Alessia Pierdomenico/Bloomberg

Gold’s Best Forecasters Say the Good Times for Bulls Won’t Last

Updated on

Put away the champagne, gold bulls. The metal’s best forecasters don’t expect the party to last much longer.

Futures in New York are on pace for the biggest weekly rally since mid-May after China’s surprise yuan devaluation roiled global markets and lifted demand for haven assets. Bulls shouldn’t expect the good times to last, according to analysts at Oversea-Chinese Banking Corp., Itau Unibanco Holding SA and Barclays Plc.

The rally will crumble as investors move past the yuan drop and focus, once again, on the Federal Reserve’s plan for raising interest rates, according to OCBC’s Barnabas Gan, the most-accurate forecaster for precious metals last quarter based on rankings compiled by Bloomberg.

Prices have fallen more than 4 percent since the end of June and reached a five-year low in late July. A decline this quarter would be the fifth straight loss and the longest slump since 1997. The prospect for higher rates prompted investors to snub gold, since it doesn’t pay interest, unlike competing assets. Low inflation, a rally in equities and a stronger dollar have also weighed on prices.

“The fear is subsiding as the yuan is stabilizing, and eyes may well turn back to Fed-watching again,” Singapore-based Gan said in an e-mail. “The prospect of the rate hike continues to dull gold as an investment.”

Price Outlook

Gold futures for December delivery rebounded on Friday and rose 0.3 percent to $1,118.70 an ounce at 10:32 a.m. on the Comex in New York. They slid 0.7 percent Thursday, snapping five straight gains that was longest rally since May. Prices declined after the People’s Bank of China quelled fears of broader currency wars with verbal support for the yuan.

Predicting that concern over the yuan devaluation will keep fading, Gan is sticking by his outlook for gold to reach $1,050 by December.

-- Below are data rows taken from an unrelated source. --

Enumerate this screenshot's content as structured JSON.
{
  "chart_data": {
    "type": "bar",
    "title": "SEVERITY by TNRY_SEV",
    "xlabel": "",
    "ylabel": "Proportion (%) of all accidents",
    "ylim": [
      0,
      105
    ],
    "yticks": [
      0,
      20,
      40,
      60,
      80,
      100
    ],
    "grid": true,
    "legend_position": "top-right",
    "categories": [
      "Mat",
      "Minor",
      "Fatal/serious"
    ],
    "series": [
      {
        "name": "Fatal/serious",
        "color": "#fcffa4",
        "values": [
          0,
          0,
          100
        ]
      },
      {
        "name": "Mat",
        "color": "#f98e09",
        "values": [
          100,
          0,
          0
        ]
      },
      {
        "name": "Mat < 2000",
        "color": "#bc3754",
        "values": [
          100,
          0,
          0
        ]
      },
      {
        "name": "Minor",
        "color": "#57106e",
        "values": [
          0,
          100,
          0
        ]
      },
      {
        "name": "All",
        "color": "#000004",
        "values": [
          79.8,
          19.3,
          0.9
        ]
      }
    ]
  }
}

He’s not alone in forecasting losses.

“The U.S. rates will continue to dominate the market and keep gold under pressure,” said Artur Passos, who produces the metals outlook at Itau Unibanco Holding SA and is the second-most accurate forecaster for bullion.

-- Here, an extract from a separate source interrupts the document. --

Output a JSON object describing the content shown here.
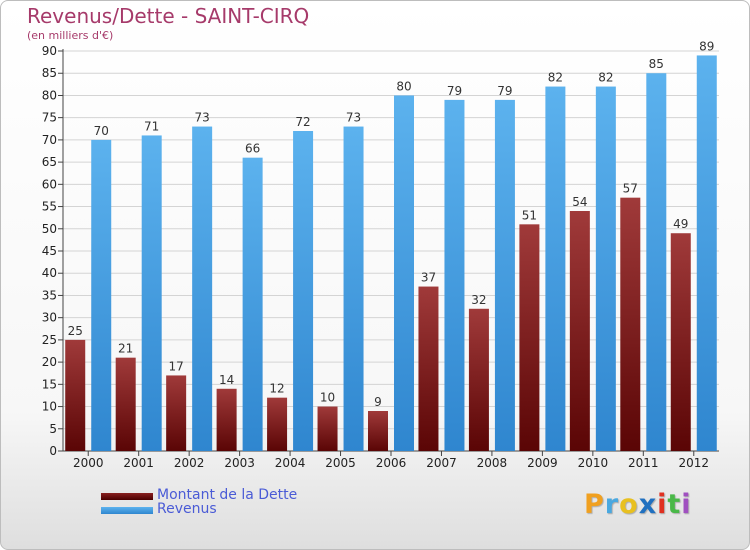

Passos expects prices to touch $1,060 by the end of the year, he said by telephone from Sao Paulo. The metal touched a five-year low of $1,073.70 on July 24.

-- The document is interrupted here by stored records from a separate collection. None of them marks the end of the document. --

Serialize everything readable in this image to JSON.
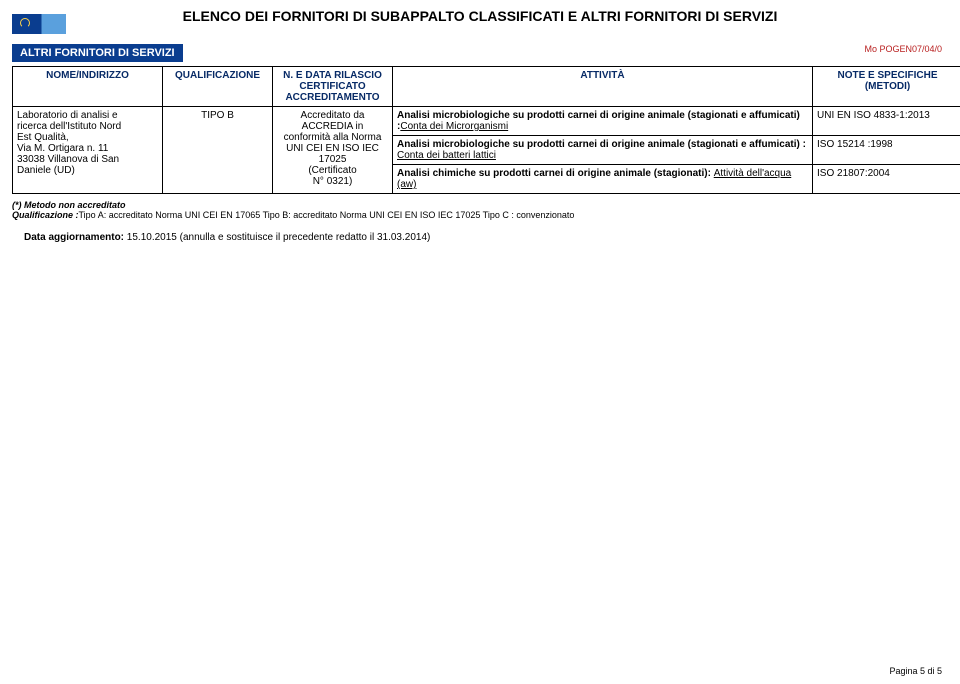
{
  "header": {
    "title": "ELENCO DEI FORNITORI DI SUBAPPALTO CLASSIFICATI E ALTRI FORNITORI DI SERVIZI",
    "doc_code": "Mo POGEN07/04/0"
  },
  "section": {
    "label": "ALTRI FORNITORI DI SERVIZI"
  },
  "table": {
    "headers": {
      "name": "NOME/INDIRIZZO",
      "qual": "QUALIFICAZIONE",
      "cert": "N. E DATA RILASCIO CERTIFICATO ACCREDITAMENTO",
      "act": "ATTIVITÀ",
      "note": "NOTE E SPECIFICHE (METODI)"
    },
    "row1": {
      "name_l1": "Laboratorio di analisi e",
      "name_l2": "ricerca dell'Istituto Nord",
      "name_l3": "Est Qualità,",
      "name_l4": "Via M. Ortigara n. 11",
      "name_l5": "33038 Villanova di San",
      "name_l6": "Daniele (UD)",
      "qual": "TIPO B",
      "cert_l1": "Accreditato da",
      "cert_l2": "ACCREDIA in",
      "cert_l3": "conformità alla Norma",
      "cert_l4": "UNI CEI EN ISO IEC",
      "cert_l5": "17025",
      "cert_l6": "(Certificato",
      "cert_l7": "N° 0321)",
      "act1_pre": "Analisi microbiologiche su prodotti carnei di origine animale (stagionati e affumicati) :",
      "act1_u": "Conta dei Microrganismi",
      "note1": "UNI EN ISO 4833-1:2013",
      "act2_pre": "Analisi microbiologiche su prodotti carnei di origine animale (stagionati e affumicati) : ",
      "act2_u": "Conta dei batteri lattici",
      "note2": "ISO 15214 :1998",
      "act3_pre": "Analisi chimiche su prodotti carnei di origine animale (stagionati): ",
      "act3_u": "Attività dell'acqua (aw)",
      "note3": "ISO 21807:2004"
    }
  },
  "footnotes": {
    "fn1": "(*) Metodo non accreditato",
    "fn2_b": "Qualificazione :",
    "fn2_rest": "Tipo A: accreditato Norma UNI CEI EN 17065  Tipo B: accreditato Norma UNI CEI EN ISO IEC 17025 Tipo C : convenzionato"
  },
  "update": {
    "label_b": "Data aggiornamento: ",
    "text": "15.10.2015 (annulla e sostituisce il precedente redatto il 31.03.2014)"
  },
  "pagefoot": {
    "text": "Pagina 5 di 5"
  },
  "colors": {
    "header_blue": "#0a3d8f",
    "red": "#b92020",
    "th_text": "#072a66"
  }
}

Economists are standing by their projections for a September Fed rate rise. Seventy-seven percent of forecasters in a Bloomberg survey taken Aug. 7-12 said that the bank will raise its main policy rate next month, up from 76 percent in July. All respondents were given the opportunity to revise their forecasts following the yuan news. Gold prices are down 6 percent in 2015.

“The third quarter will be the weakest quarter,” Dane Davis, an analyst at Barclays and the third most-accurate forecaster for gold, said in a telephone interview from New York. “Gold rose because some investors initially thought the Fed would delay the rate increase after China devalued, but that seems to have passed.”